Dog rescuers left with few after-hours options for stray pets

STANDING EMPTY: The after-hours cages at the RSPCA's William Street premises are not available to those who find dogs roaming. Photo: PHIL BLATCH 1125pbrspca1

STANDING EMPTY: The after-hours cages at the RSPCA's William Street premises are not available to those who find dogs roaming. Photo: PHIL BLATCH 1125pbrspca1

DOG owners have been asked to take more responsibility for their pets as veterinary clinics feel the pressure of the number of after hours calls involving strays.

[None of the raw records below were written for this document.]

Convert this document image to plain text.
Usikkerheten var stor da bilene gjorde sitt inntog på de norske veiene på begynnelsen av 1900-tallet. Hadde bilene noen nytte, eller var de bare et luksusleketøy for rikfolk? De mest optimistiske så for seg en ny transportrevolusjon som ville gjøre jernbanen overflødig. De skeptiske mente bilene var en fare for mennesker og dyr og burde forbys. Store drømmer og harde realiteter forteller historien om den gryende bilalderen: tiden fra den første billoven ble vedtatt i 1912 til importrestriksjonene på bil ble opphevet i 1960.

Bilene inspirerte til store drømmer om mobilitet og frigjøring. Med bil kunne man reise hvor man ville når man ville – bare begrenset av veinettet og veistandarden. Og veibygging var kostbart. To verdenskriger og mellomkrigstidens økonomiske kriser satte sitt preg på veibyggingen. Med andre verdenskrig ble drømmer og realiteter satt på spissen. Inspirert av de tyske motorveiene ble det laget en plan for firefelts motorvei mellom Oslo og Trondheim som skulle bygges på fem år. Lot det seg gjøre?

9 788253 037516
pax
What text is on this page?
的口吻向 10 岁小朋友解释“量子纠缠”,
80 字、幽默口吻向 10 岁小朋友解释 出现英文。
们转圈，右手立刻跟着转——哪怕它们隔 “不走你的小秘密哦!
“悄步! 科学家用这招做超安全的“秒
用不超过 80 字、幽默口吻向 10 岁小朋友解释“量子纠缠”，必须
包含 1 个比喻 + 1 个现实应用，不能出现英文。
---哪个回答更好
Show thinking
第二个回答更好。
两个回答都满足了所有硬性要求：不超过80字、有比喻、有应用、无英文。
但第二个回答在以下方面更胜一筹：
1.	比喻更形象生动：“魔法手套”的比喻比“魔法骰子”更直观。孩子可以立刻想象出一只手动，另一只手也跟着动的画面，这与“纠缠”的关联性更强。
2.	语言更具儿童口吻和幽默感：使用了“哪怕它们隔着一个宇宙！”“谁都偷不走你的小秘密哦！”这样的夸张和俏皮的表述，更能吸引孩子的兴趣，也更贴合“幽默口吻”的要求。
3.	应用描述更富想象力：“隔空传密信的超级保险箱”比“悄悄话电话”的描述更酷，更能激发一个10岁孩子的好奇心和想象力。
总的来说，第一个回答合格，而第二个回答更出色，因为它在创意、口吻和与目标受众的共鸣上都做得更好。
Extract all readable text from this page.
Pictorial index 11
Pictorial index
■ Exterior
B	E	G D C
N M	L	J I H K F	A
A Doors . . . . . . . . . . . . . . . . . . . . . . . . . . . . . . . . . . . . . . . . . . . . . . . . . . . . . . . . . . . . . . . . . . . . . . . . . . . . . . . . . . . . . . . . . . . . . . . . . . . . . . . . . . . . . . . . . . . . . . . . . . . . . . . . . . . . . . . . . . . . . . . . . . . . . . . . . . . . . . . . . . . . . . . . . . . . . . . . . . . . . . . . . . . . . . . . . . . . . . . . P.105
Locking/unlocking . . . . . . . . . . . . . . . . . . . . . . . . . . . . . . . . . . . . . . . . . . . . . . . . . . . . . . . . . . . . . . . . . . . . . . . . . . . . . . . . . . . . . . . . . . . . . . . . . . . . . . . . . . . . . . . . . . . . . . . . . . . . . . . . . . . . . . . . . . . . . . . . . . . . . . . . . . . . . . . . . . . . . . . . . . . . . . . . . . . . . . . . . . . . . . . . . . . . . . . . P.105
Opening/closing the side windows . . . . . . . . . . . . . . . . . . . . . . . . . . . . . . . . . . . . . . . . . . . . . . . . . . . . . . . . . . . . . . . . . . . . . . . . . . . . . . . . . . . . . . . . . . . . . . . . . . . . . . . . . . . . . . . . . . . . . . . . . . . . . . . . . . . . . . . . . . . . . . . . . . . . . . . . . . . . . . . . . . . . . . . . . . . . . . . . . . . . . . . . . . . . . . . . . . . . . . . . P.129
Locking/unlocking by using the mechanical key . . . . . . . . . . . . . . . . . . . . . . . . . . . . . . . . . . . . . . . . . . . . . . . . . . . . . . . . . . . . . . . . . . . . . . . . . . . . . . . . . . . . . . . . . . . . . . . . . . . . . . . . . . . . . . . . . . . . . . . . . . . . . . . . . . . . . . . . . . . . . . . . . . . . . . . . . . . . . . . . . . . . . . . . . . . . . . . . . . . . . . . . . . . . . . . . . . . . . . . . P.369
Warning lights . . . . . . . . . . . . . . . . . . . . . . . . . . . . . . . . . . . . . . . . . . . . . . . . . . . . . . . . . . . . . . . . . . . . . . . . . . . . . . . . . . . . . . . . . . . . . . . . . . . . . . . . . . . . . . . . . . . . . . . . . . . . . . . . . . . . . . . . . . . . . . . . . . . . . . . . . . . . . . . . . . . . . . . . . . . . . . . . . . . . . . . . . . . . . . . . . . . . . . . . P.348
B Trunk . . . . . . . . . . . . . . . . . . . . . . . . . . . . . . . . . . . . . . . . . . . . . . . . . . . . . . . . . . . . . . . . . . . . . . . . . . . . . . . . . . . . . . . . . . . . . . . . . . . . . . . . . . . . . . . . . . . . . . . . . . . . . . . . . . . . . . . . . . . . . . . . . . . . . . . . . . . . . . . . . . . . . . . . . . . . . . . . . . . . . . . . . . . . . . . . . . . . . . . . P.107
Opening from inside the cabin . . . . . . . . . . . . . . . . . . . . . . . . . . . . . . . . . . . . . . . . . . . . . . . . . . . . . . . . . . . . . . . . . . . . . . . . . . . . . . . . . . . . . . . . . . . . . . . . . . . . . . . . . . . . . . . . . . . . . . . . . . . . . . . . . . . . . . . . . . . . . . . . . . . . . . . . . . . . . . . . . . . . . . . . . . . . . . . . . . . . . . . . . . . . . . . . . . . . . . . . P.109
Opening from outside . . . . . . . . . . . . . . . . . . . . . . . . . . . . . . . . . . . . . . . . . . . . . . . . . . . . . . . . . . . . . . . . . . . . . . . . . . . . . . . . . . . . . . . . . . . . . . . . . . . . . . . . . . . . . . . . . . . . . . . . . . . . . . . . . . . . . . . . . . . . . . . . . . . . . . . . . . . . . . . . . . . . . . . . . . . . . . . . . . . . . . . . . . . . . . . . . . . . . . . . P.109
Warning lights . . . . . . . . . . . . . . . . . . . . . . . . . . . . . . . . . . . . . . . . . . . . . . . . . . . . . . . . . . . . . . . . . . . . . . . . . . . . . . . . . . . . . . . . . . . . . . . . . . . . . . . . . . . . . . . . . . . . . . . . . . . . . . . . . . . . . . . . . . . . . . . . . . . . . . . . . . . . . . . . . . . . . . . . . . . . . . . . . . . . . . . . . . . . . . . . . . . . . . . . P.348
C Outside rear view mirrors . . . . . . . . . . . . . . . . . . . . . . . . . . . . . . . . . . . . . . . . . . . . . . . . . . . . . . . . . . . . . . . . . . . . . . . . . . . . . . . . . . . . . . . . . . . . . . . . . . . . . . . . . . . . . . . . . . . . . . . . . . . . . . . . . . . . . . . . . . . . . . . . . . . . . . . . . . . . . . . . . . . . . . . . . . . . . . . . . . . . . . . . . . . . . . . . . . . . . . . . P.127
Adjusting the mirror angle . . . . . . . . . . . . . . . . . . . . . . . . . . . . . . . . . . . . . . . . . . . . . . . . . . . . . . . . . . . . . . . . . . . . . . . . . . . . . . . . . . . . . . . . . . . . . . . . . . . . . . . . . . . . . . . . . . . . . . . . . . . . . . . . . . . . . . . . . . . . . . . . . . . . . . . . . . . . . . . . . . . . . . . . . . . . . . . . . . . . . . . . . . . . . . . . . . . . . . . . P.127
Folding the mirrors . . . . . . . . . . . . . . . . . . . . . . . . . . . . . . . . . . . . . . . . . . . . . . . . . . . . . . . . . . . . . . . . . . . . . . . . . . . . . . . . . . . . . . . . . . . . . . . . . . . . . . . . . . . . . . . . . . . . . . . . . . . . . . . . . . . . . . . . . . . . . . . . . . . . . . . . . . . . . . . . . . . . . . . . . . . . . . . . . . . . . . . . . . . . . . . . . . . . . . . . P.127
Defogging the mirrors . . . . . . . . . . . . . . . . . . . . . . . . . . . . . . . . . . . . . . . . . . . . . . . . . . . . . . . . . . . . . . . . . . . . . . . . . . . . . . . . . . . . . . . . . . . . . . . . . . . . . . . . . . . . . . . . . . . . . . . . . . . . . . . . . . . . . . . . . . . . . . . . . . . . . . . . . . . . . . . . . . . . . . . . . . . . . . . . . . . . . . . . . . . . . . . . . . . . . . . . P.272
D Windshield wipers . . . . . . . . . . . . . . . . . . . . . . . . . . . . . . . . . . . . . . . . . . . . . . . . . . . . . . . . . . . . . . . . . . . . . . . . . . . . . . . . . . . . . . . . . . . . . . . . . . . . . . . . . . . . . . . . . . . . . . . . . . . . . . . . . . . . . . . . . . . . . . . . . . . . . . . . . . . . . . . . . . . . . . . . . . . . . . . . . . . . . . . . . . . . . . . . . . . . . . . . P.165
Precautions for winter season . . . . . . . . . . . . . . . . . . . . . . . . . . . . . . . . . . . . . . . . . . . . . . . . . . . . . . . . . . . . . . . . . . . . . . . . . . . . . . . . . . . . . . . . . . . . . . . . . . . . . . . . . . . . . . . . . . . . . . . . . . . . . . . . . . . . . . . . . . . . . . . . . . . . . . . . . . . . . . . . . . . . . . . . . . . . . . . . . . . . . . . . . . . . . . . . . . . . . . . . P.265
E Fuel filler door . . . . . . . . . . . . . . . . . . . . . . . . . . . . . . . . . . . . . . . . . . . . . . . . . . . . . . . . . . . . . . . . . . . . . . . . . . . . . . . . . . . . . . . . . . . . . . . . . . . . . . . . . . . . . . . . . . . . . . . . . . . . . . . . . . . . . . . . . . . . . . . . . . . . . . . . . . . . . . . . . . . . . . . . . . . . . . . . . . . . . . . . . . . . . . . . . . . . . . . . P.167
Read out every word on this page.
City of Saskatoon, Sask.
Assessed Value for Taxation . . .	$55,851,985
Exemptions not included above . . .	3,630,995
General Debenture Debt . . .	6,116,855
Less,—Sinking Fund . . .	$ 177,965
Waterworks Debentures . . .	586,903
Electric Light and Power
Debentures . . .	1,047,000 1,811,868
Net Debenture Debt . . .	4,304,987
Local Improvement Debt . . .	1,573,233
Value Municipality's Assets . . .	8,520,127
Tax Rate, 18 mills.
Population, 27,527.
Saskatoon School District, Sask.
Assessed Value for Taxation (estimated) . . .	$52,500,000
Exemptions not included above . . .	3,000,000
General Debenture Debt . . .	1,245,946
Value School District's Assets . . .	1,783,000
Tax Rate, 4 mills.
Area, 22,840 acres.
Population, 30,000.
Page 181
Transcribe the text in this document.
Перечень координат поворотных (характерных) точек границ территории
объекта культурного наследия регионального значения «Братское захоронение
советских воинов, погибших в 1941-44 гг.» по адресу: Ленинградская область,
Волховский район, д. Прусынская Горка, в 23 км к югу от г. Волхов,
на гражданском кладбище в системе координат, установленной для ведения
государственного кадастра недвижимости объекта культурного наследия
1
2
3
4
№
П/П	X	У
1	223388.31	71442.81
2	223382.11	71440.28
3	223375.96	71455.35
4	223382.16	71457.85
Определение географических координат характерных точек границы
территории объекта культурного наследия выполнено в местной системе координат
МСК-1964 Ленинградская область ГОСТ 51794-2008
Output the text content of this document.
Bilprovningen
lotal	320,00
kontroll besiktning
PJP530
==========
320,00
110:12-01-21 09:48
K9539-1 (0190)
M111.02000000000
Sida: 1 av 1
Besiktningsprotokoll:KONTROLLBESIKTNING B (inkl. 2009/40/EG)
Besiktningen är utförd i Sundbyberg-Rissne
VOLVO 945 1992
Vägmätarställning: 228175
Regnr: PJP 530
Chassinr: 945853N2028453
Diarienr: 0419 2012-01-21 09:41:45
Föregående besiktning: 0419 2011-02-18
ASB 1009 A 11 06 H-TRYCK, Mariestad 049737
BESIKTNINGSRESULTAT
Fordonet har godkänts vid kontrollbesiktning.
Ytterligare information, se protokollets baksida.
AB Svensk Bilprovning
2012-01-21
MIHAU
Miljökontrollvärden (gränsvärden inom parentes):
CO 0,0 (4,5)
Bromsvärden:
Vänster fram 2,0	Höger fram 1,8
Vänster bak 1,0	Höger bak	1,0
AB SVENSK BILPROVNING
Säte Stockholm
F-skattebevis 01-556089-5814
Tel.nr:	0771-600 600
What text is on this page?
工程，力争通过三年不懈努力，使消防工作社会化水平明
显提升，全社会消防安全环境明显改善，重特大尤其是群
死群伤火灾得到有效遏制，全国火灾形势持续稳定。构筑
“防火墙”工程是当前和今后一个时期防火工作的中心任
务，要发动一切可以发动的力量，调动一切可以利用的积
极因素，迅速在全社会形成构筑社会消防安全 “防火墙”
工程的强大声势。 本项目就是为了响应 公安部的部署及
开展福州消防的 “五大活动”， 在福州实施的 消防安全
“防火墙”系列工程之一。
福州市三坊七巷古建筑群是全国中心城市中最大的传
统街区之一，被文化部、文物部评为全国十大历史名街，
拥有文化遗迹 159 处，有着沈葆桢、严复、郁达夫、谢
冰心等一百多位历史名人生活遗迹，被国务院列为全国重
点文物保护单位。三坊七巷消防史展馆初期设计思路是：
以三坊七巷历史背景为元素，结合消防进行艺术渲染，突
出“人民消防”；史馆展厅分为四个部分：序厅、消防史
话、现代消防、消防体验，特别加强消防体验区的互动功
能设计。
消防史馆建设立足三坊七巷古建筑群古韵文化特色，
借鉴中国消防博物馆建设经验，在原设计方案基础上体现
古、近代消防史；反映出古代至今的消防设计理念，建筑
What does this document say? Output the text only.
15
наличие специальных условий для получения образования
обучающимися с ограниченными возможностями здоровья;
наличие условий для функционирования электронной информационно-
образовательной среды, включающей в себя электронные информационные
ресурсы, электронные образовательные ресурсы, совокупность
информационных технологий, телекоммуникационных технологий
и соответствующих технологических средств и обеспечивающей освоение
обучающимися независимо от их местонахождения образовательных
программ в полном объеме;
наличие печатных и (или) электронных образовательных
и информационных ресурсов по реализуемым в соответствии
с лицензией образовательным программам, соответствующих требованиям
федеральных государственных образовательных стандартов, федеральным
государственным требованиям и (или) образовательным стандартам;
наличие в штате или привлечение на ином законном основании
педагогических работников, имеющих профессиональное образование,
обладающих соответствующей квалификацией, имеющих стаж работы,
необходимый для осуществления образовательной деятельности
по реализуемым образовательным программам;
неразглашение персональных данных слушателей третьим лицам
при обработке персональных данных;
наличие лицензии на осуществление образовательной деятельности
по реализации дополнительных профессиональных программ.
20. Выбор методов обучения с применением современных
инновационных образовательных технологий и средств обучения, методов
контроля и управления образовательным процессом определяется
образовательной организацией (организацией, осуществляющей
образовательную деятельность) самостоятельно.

Orange City Council’s dog rangers only take after-hours callouts if there is a risk to a member of the public and earlier this year, the RSPCA closed the system of empty cages outside the William Street pound where residents could leave dogs after hours amid reports of vandalism and dogs stolen before the rangers arrived.

Canobolas Family Pet Hospital veterinarian Dr Lisa Brisbane said it had been frustrating for the people who found missing pets and tried to do the right thing by keeping them from being hit by cars.

“They do ring the vet after hours and one of our girls who was on call a few weeks ago was called three times in the same night to take stray dogs,” she said.

“We’re at the end of the line and people are quite cranky and frustrated and they show that frustration to us, and that’s not a service we’re paid for.”

Council spokesman Nick Redmond said dog rangers responded to dog attacks, complaints about barking dogs and requests to collect stray dogs.

“To responsibly manage staff resources, the priority has been in place for a number of years that only incidents of dangerous dogs warrant an after-hours call-out,” he said.

“Reports of barking dogs or collecting strays are handled during business hours.”

Mr Redmond said the council was looking at options to introduce a modified system of cages when the RSPCA’s contract was renewed.

“If the dog can be secured safely, a resident could consider keeping the dog overnight until they can take it to the pound or a ranger can arrive,” he said.

“If there’s a risk of danger to a member of the public, residents can call the council 24-hour assistance line.”

Dr Brisbane said the best way to handle the problem was for owners to ensure their dogs did not escape.

“Desexing is important so male dogs aren’t trying to find bitches in season, the fences need to be adequate with no gaps for little ones to burrow under. If there’s gates in the fences, have ones that are self-closing; they can’t accidentally get left open,” she said.

“Just having a name tag on the dog’s collar means if someone finds the dog, they can ring straight back without going through the other systems.”

The RSPCA did not respond to questions.

The council’s 24-hour assistance line is 1300 650 511.